"Designing and implementing malicious hardware"

Ed Gerck edgerck at nma.com
Mon Apr 28 14:04:34 EDT 2008


Leichter, Jerry wrote:
> I suspect the only heavy-weight defense is the same one we use against
> the "Trusting Trust" hook-in-the-compiler attack:  Cross-compile on
> as many compilers from as many sources as you can, on the assumption
> that not all compilers contain the same "hook". 
>...
> Of course, you'd end up with a machine no faster than your slowest
> chip, and you'd have to worry about the correctness of the glue
> circuitry that compares the results. 

Each chip does not have to be 100% independent, and does not have to 
be used 100% of the time.

Assuming a random selection of both outputs and chips for testing, and 
a finite set of possible outputs, it is possible to calculate what 
sampling ratio would provide an adequate confidence level -- a good 
guess is 5% sampling.

This should not create a significant impact on average speed, as 95% 
of the time the untested samples would not have to wait for 
verification (from the slower chips). One could also trust-certify 
each chip based on its positive, long term performance -- which could 
allow that chip to run with much less sampling, or none at all.
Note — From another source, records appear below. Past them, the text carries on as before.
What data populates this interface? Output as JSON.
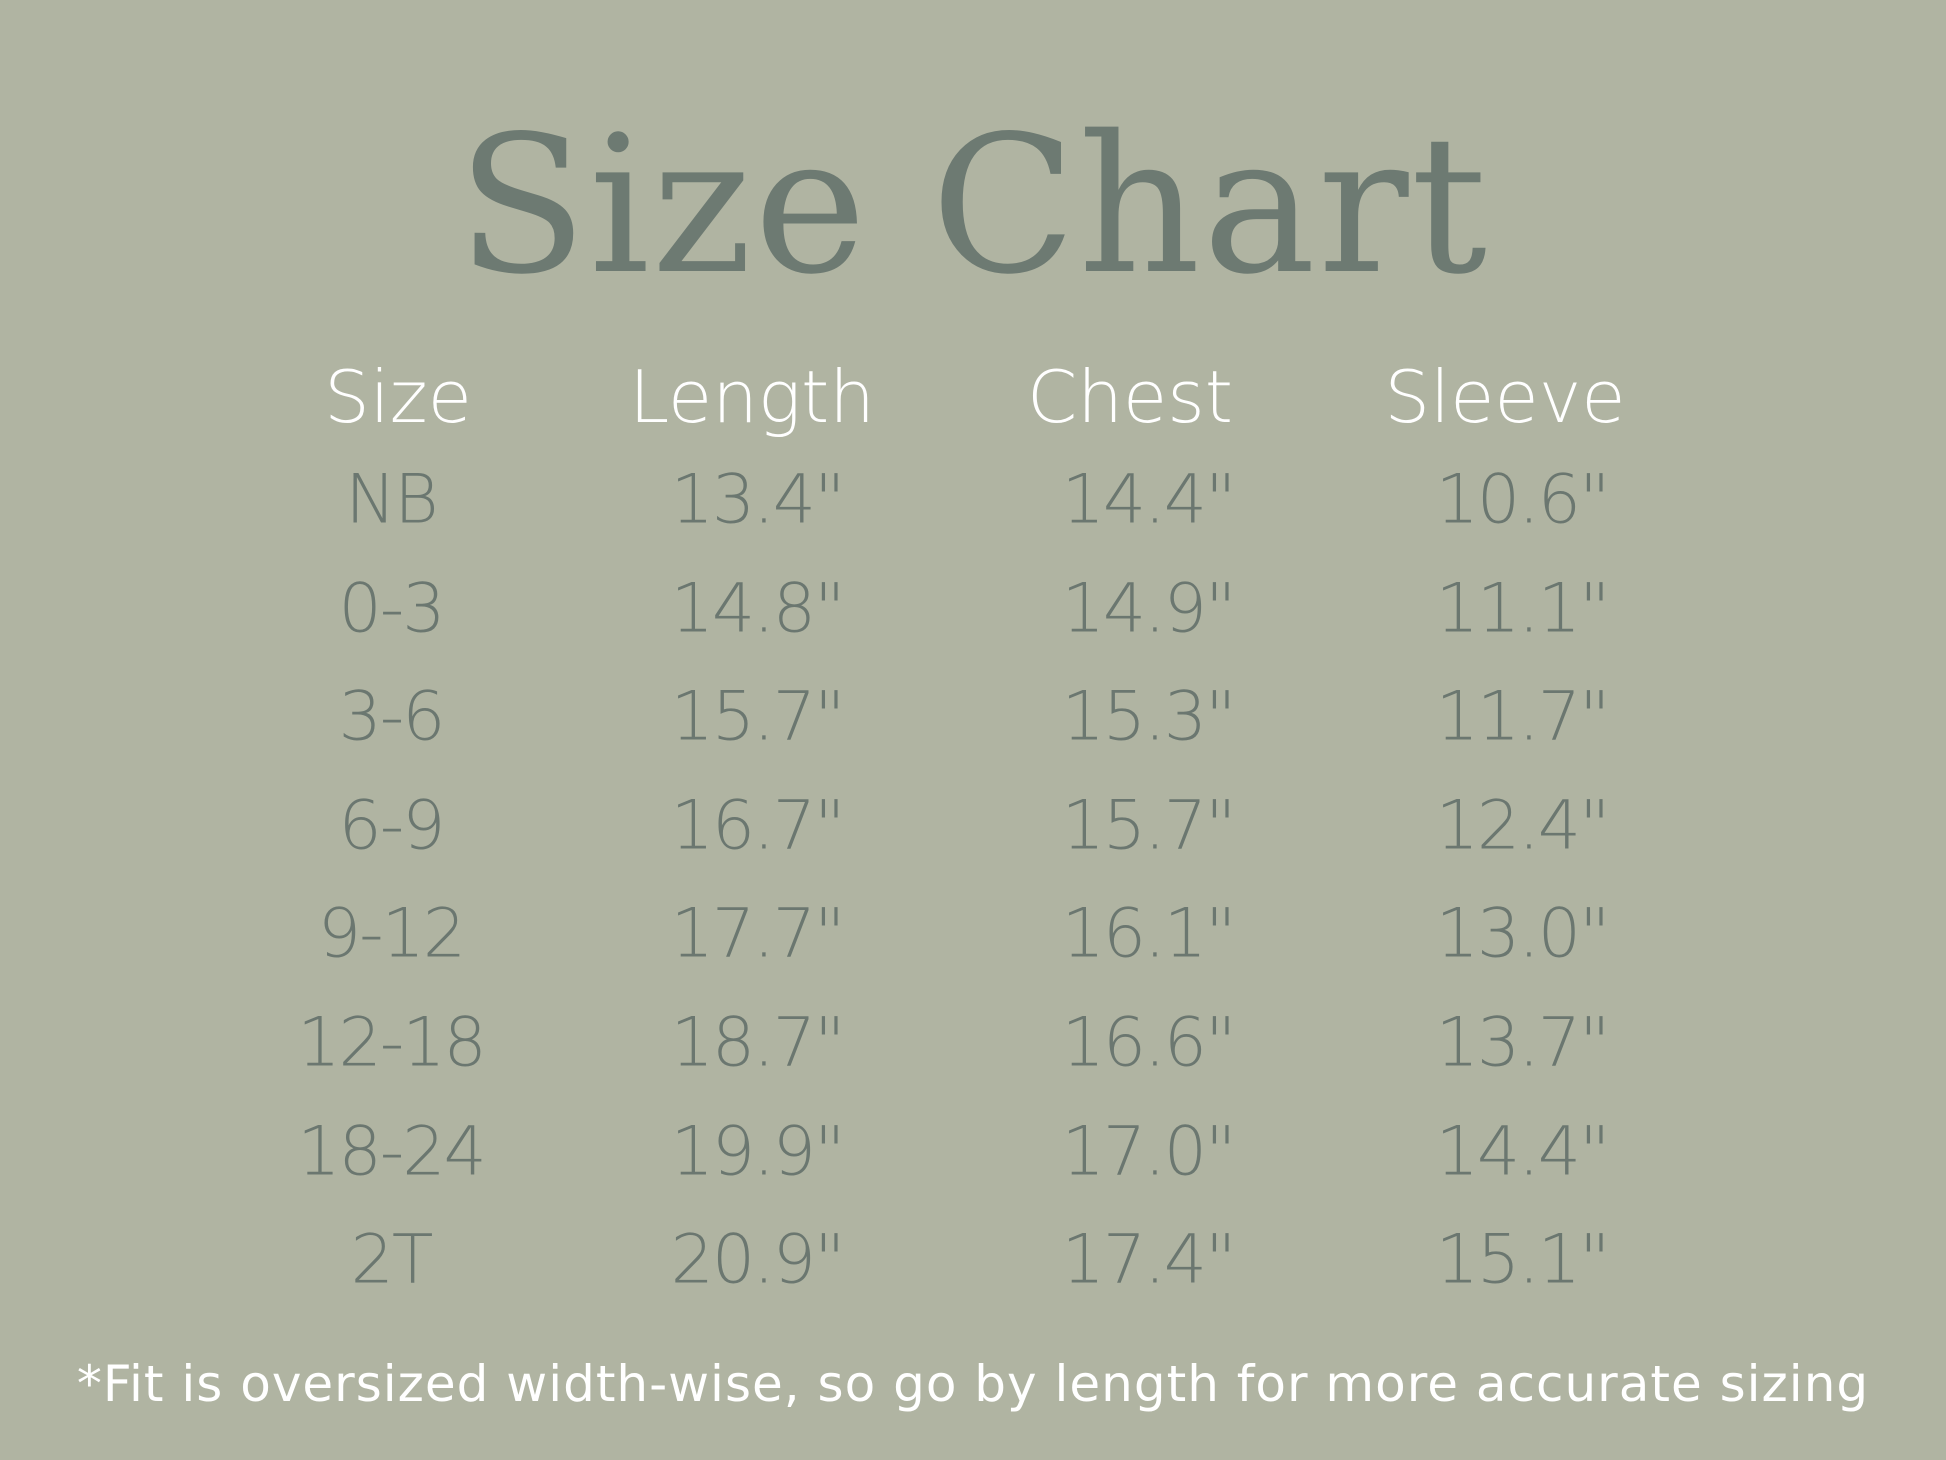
{
  "title": "Size Chart",
  "colors": {
    "background": "#b0b4a2",
    "title": "#6d7a72",
    "header": "#ffffff",
    "values": "#6b7770"
  },
  "columns": [
    "Size",
    "Length",
    "Chest",
    "Sleeve"
  ],
  "rows": [
    [
      "NB",
      "13.4\"",
      "14.4\"",
      "10.6\""
    ],
    [
      "0-3",
      "14.8\"",
      "14.9\"",
      "11.1\""
    ],
    [
      "3-6",
      "15.7\"",
      "15.3\"",
      "11.7\""
    ],
    [
      "6-9",
      "16.7\"",
      "15.7\"",
      "12.4\""
    ],
    [
      "9-12",
      "17.7\"",
      "16.1\"",
      "13.0\""
    ],
    [
      "12-18",
      "18.7\"",
      "16.6\"",
      "13.7\""
    ],
    [
      "18-24",
      "19.9\"",
      "17.0\"",
      "14.4\""
    ],
    [
      "2T",
      "20.9\"",
      "17.4\"",
      "15.1\""
    ]
  ],
  "footnote": "*Fit is oversized width-wise, so go by length for more accurate sizing"
}
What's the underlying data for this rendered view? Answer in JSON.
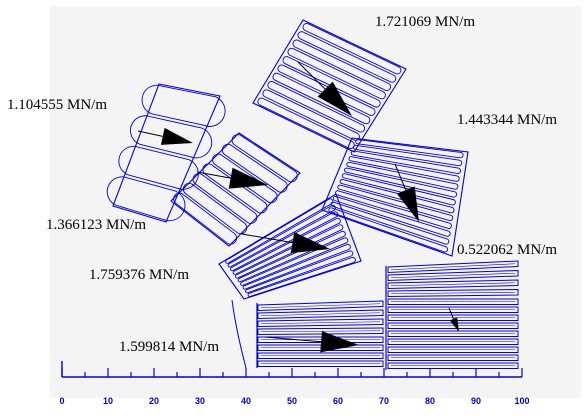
{
  "line_color": "#0000dd",
  "arrow_color": "#000000",
  "background_color": "#f4f4f4",
  "force_labels": [
    {
      "id": "top",
      "text": "1.721069 MN/m"
    },
    {
      "id": "upper-left",
      "text": "1.104555 MN/m"
    },
    {
      "id": "upper-right",
      "text": "1.443344 MN/m"
    },
    {
      "id": "mid-left",
      "text": "1.366123 MN/m"
    },
    {
      "id": "right-lower",
      "text": "0.522062 MN/m"
    },
    {
      "id": "lower-left",
      "text": "1.759376 MN/m"
    },
    {
      "id": "bottom",
      "text": "1.599814 MN/m"
    }
  ],
  "scale": {
    "ticks": [
      0,
      10,
      20,
      30,
      40,
      50,
      60,
      70,
      80,
      90,
      100
    ],
    "tick_labels": [
      "0",
      "10",
      "20",
      "30",
      "40",
      "50",
      "60",
      "70",
      "80",
      "90",
      "100"
    ]
  }
}
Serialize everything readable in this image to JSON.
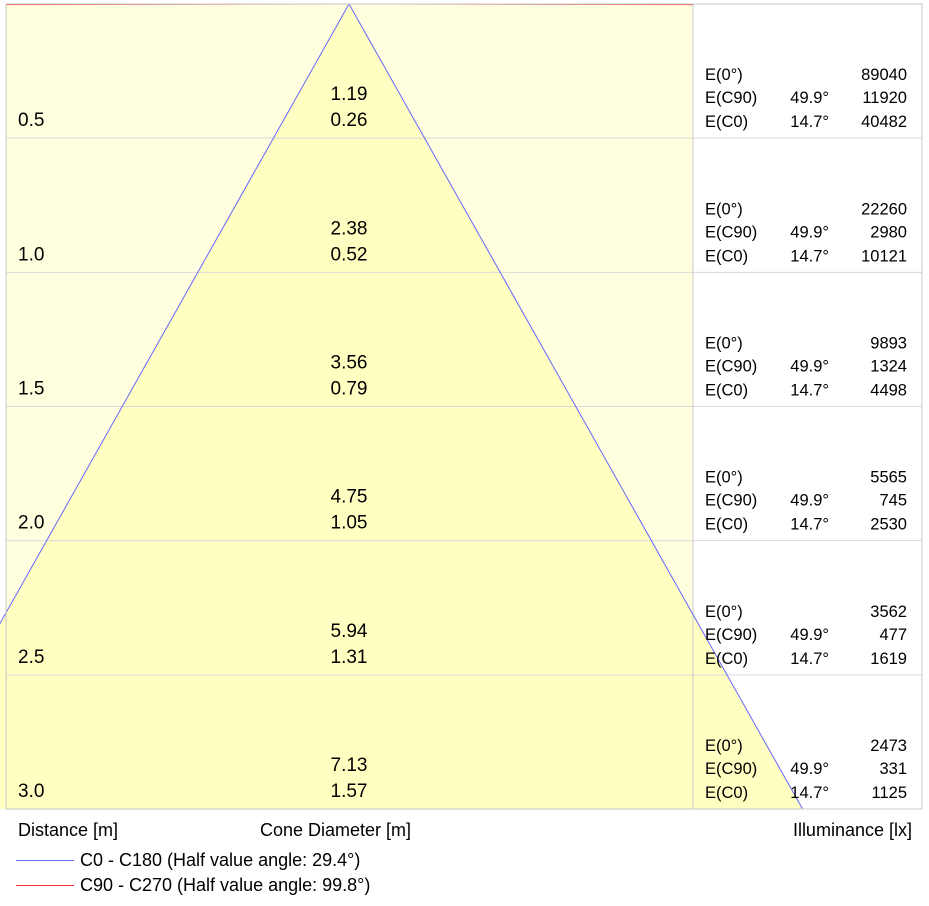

In general, this approach is based on the properties of trust when 
viewed in terms of Shannon's IT method, as explained in [*]. Trust is 
seen not as a subjective property, but as something that can be 
communicated and measured. One of the resulting rules is that trust 
cannot be communicated by self-assertions (ie, asking the same chip) 
[**]. Trust can be positive (what we call trust), negative (distrust), 
and zero (atrust -- there is no trust value associated with the 
information, neither trust nor distrust). More in [*].

Cheers,
Ed Gerck

  References:
[*] www.nma.com/papers/it-trust-part1.pdf
www.mcwg.org/mcg-mirror/trustdef.htm

[**] Ken's paper title (op. cit.) is, thus, identified to be part of 
the very con game described in the paper.